Cutie’s Fund rises to $10,000

Fund-raising helps group aid animal emergencies

  • n5lyle


  • Lyle

    A special fund created to help dogs at the Lucas County Canine Care & Control with high-cost medical needs has risen thanks to recent donations, though it could still be easily emptied if the county shelter receives more special cases.

    Cutie’s Fund, which had been almost empty in mid-February, has raised more than $71,000 since its inception in November, 2012. About $60,800 has been spent, leaving about $10,200 remaining with bills yet to be paid.

    “There are always outstanding bills coming in,” shelter Director Julie Lyle said.

    Ms. Lyle said the fund has benefited more than 80 dogs with a wide variety of problems like broken bones, embedded collars, heartworm, hip dysplasia, severe wounds, emaciation, and extreme illness.

    She said keeping the fund at about $10,000, as it is now, would be good, “but that can be quickly depleted depending on [the dogs] we get in.”

    The fund’s namesake was a Chihuahua brought in during the middle of the night with a dead puppy lodged in its birth canal. The bill for treatment was more than $1,400.


    The first $5,000 in public donations was matched by Block Communications Inc., parent company of The Blade. The fund was seeded with a $5,000 donation from John Robinson Block, publisher and editor-in-chief of The Blade, and Allan Block, chairman of Block Communications.

    On Tuesday, Cutie’s Fund paid for an in-house surgery for a 2-year-old pug mix named Edie. She had large bladder stone that was causing severe pain. Ms. Lyle said she is doing well now.

    “The bladder stone took up almost all the room in her poor little bladder,” she said. “It was very painful.”

    Ms. Lyle said dogs who are candidates for Cutie’s Fund money must be able to be transferred to a rescue group before the fund can kick in for their medical needs. She said the shelter cannot provide proper aftercare for many of the dogs.

    “Many of our Cutie’s dogs need weeks or even months to heal, and a shelter is not a safe place to do that where they are one of 100-plus dogs that need care, new dogs with new germs are coming in every day, and they must be confined to a cage nearly all the time,” she said.

    The county promotes Cutie’s Fund through a pamphlet at the shelter and on its Web site, as well as reaching out through Facebook and local media.

    But competition for donors’ attention is always strong.

    “The end of the year tends to be a time for higher donations, and when there is a high-profile beneficiary of the fund, donations tend to raise temporarily,” Ms.
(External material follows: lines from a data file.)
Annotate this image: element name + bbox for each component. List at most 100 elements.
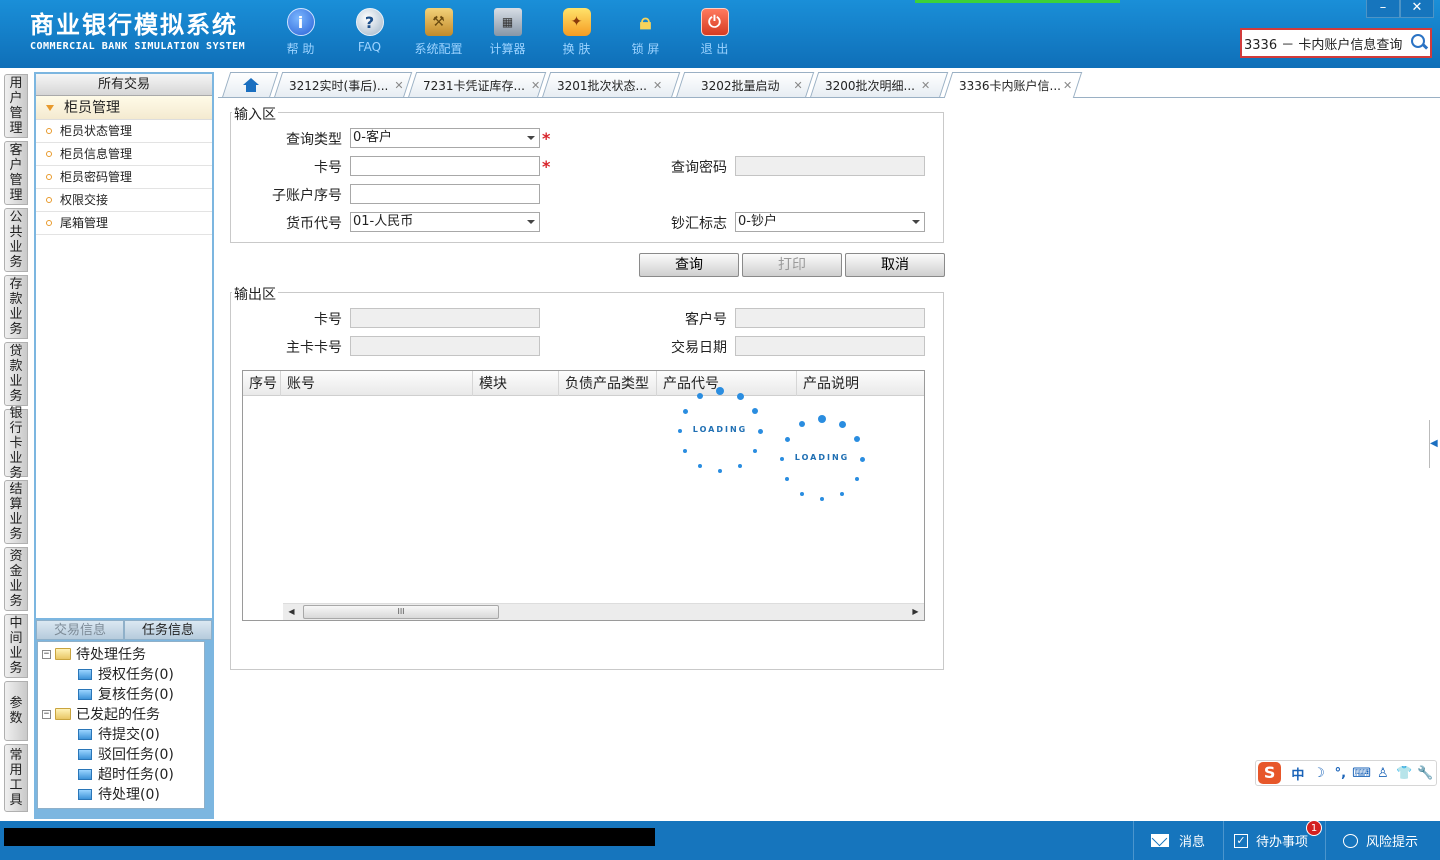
- vnav-loan-business[interactable]: 贷款业务: [4, 342, 28, 406]
- query-type-value: 0-客户: [353, 130, 392, 145]
- status-message-area: [4, 828, 655, 846]
- close-tab-icon[interactable]: ✕: [794, 79, 803, 92]
- query-button[interactable]: 查询: [639, 253, 739, 277]
- menu-item-permission-handover[interactable]: 权限交接: [36, 189, 212, 212]
- vnav-parameters[interactable]: 参数: [4, 681, 28, 741]
- cancel-button[interactable]: 取消: [845, 253, 945, 277]
- app-title: 商业银行模拟系统: [30, 11, 238, 39]
- tree-node-rejected[interactable]: 驳回任务(0): [38, 744, 204, 764]
- tree-node-authorize[interactable]: 授权任务(0): [38, 664, 204, 684]
- transaction-search-input[interactable]: [1244, 35, 1409, 51]
- spinner-dot: [800, 491, 804, 496]
- column-header-module[interactable]: 模块: [473, 371, 559, 396]
- query-type-select[interactable]: 0-客户: [350, 128, 540, 148]
- column-header-seq[interactable]: 序号: [243, 371, 281, 396]
- bullet-icon: [46, 128, 52, 134]
- ime-chinese-mode[interactable]: 中: [1287, 764, 1308, 783]
- teller-management-group[interactable]: 柜员管理: [36, 96, 212, 120]
- tree-node-pending[interactable]: − 待处理任务: [38, 644, 204, 664]
- lock-screen-button[interactable]: 🔒︎ 锁 屏: [611, 8, 680, 57]
- tree-label: 待处理(0): [98, 787, 160, 803]
- change-skin-button[interactable]: ✦ 换 肤: [542, 8, 611, 57]
- vnav-common-tools[interactable]: 常用工具: [4, 744, 28, 812]
- spinner-dot: [838, 420, 846, 428]
- tree-node-review[interactable]: 复核任务(0): [38, 684, 204, 704]
- tab-7231[interactable]: 7231卡凭证库存... ✕: [407, 72, 547, 98]
- close-tab-icon[interactable]: ✕: [921, 79, 930, 92]
- shirt-icon: ✦: [562, 8, 591, 36]
- tab-3336[interactable]: 3336卡内账户信... ✕: [943, 72, 1083, 98]
- vnav-user-management[interactable]: 用户管理: [4, 74, 28, 138]
- tree-node-to-submit[interactable]: 待提交(0): [38, 724, 204, 744]
- menu-item-cash-box[interactable]: 尾箱管理: [36, 212, 212, 235]
- tab-transaction-info[interactable]: 交易信息: [36, 620, 124, 640]
- exit-button[interactable]: ⏻ 退 出: [680, 8, 749, 57]
- spinner-dot: [716, 387, 724, 395]
- close-tab-icon[interactable]: ✕: [653, 79, 662, 92]
- vnav-public-business[interactable]: 公共业务: [4, 208, 28, 272]
- close-tab-icon[interactable]: ✕: [1063, 79, 1072, 92]
- tree-label: 待提交(0): [98, 727, 160, 743]
- menu-item-teller-password[interactable]: 柜员密码管理: [36, 166, 212, 189]
- vnav-intermediary-business[interactable]: 中间业务: [4, 614, 28, 678]
- transaction-menu: 所有交易 柜员管理 柜员状态管理 柜员信息管理 柜员密码管理 权限交接 尾箱管理: [36, 74, 212, 618]
- vertical-nav: 用户管理 客户管理 公共业务 存款业务 贷款业务 银行卡业务 结算业务 资金业务…: [0, 68, 32, 821]
- system-config-button[interactable]: ⚒ 系统配置: [404, 8, 473, 57]
- skin-icon[interactable]: 👕: [1394, 766, 1415, 781]
- card-number-input[interactable]: [350, 156, 540, 176]
- minimize-button[interactable]: –: [1366, 0, 1400, 18]
- close-tab-icon[interactable]: ✕: [531, 79, 540, 92]
- wrench-icon[interactable]: 🔧: [1415, 766, 1436, 781]
- cash-flag-select[interactable]: 0-钞户: [735, 212, 925, 232]
- vnav-fund-business[interactable]: 资金业务: [4, 547, 28, 611]
- messages-button[interactable]: 消息: [1133, 821, 1223, 860]
- scroll-thumb[interactable]: III: [303, 605, 499, 619]
- all-transactions-header[interactable]: 所有交易: [36, 74, 212, 96]
- vnav-customer-management[interactable]: 客户管理: [4, 141, 28, 205]
- risk-alert-button[interactable]: 风险提示: [1325, 821, 1440, 860]
- chevron-down-icon: [527, 220, 535, 224]
- moon-icon[interactable]: ☽: [1308, 766, 1329, 781]
- punctuation-icon[interactable]: °,: [1330, 766, 1351, 781]
- currency-select[interactable]: 01-人民币: [350, 212, 540, 232]
- scroll-right-icon[interactable]: ▶: [907, 604, 924, 620]
- column-header-liability-type[interactable]: 负债产品类型: [559, 371, 657, 396]
- tab-3212[interactable]: 3212实时(事后)... ✕: [273, 72, 413, 98]
- expand-panel-handle[interactable]: ◀: [1429, 420, 1438, 468]
- calculator-button[interactable]: ▦ 计算器: [473, 8, 542, 57]
- main-card-label: 主卡卡号: [286, 340, 342, 356]
- menu-item-label: 权限交接: [60, 192, 109, 207]
- collapse-icon[interactable]: −: [42, 709, 51, 719]
- horizontal-scrollbar[interactable]: ◀ III ▶: [283, 603, 924, 620]
- faq-button[interactable]: ? FAQ: [335, 8, 404, 57]
- vnav-deposit-business[interactable]: 存款业务: [4, 275, 28, 339]
- vnav-bank-card-business[interactable]: 银行卡业务: [4, 406, 28, 481]
- tab-3201[interactable]: 3201批次状态... ✕: [541, 72, 681, 98]
- change-skin-label: 换 肤: [562, 42, 591, 56]
- tree-node-to-process[interactable]: 待处理(0): [38, 784, 204, 804]
- required-mark: *: [542, 129, 551, 148]
- tab-3202[interactable]: 3202批量启动 ✕: [675, 72, 815, 98]
- tree-node-initiated[interactable]: − 已发起的任务: [38, 704, 204, 724]
- tab-task-info[interactable]: 任务信息: [124, 620, 212, 640]
- keyboard-icon[interactable]: ⌨: [1351, 766, 1372, 781]
- column-header-product-desc[interactable]: 产品说明: [797, 371, 925, 396]
- collapse-icon[interactable]: −: [42, 649, 51, 659]
- tab-3200[interactable]: 3200批次明细... ✕: [809, 72, 949, 98]
- user-icon[interactable]: ♙: [1372, 766, 1393, 781]
- brand: 商业银行模拟系统 COMMERCIAL BANK SIMULATION SYST…: [30, 10, 245, 52]
- menu-item-teller-info[interactable]: 柜员信息管理: [36, 143, 212, 166]
- help-button[interactable]: i 帮 助: [266, 8, 335, 57]
- close-tab-icon[interactable]: ✕: [394, 79, 403, 92]
- sub-account-input[interactable]: [350, 184, 540, 204]
- trade-date-label: 交易日期: [671, 340, 727, 356]
- menu-item-teller-status[interactable]: 柜员状态管理: [36, 120, 212, 143]
- scroll-left-icon[interactable]: ◀: [283, 604, 300, 620]
- tab-home[interactable]: [221, 72, 279, 98]
- close-window-button[interactable]: ✕: [1400, 0, 1434, 18]
- vnav-settlement-business[interactable]: 结算业务: [4, 480, 28, 544]
- tree-node-timeout[interactable]: 超时任务(0): [38, 764, 204, 784]
- column-header-account[interactable]: 账号: [281, 371, 473, 396]
- sogou-logo-icon[interactable]: S: [1258, 762, 1282, 784]
- search-icon[interactable]: [1409, 33, 1429, 53]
Lyle said. “Other than that, we are competing with all the other animal groups in the area for every donated dollar, and there are never a lack of groups asking for money for one worthy cause or another.”

    The Lucas County Pit Crew last month held a canine fashion show to benefit both the “pit bull” rescue group and Cutie’s Fund. The group was able to send $1,700 to Cutie’s Fund.

    Canine Karma, a dog training business based in Holland, will hold two special yoga classes Saturday, April 5. Half the proceeds from the event, called “Downdog for a Cause,” will benefit Cutie’s Fund.

    Tina Ferner, owner of the business, already teaches yoga classes as part of Canine Karma’s offerings because her clients frequently are dealing with their dogs’ behavioral problems.

    “It’s stressful to have a dog with behavioral challenges, so we put something in place to help dog owners relax,” Ms. Ferner said. “I thought that I’d like to have a couple of these events this year and split the proceeds with Cutie’s Fund.”

    The 9 a.m. class at 6128 Merger Dr., Suite C, in Holland is slated for more advanced yoga participants, with a beginners class following at 10:30 am. Reserve a spot by calling 419-290-8237, preferably by April 1, though Ms. Ferner said she would accept last-minute registrations. The cost is $20 per person.

    Ms. Ferner’s goal is to raise $1,000 for Cutie’s Fund.

    Ms. Lyle said the county shelter appreciates Canine Karma’s effort.

    “We are always grateful when the community comes together to help homeless dogs,” she said. “People can take part in this fun event and help dogs in need at the same time, so I think it is wonderful.”

    Donations to Cutie’s Fund, which are tax-deductible, may be made in person or mailed to Lucas County Canine Care & Control, 410 S. Erie St., Toledo, 43604, or they can be made online at​donate/​cuties-fund.

    Checks should be made payable to Lucas County Canine Care & Control with “Cutie’s Fund” specified on the memo line.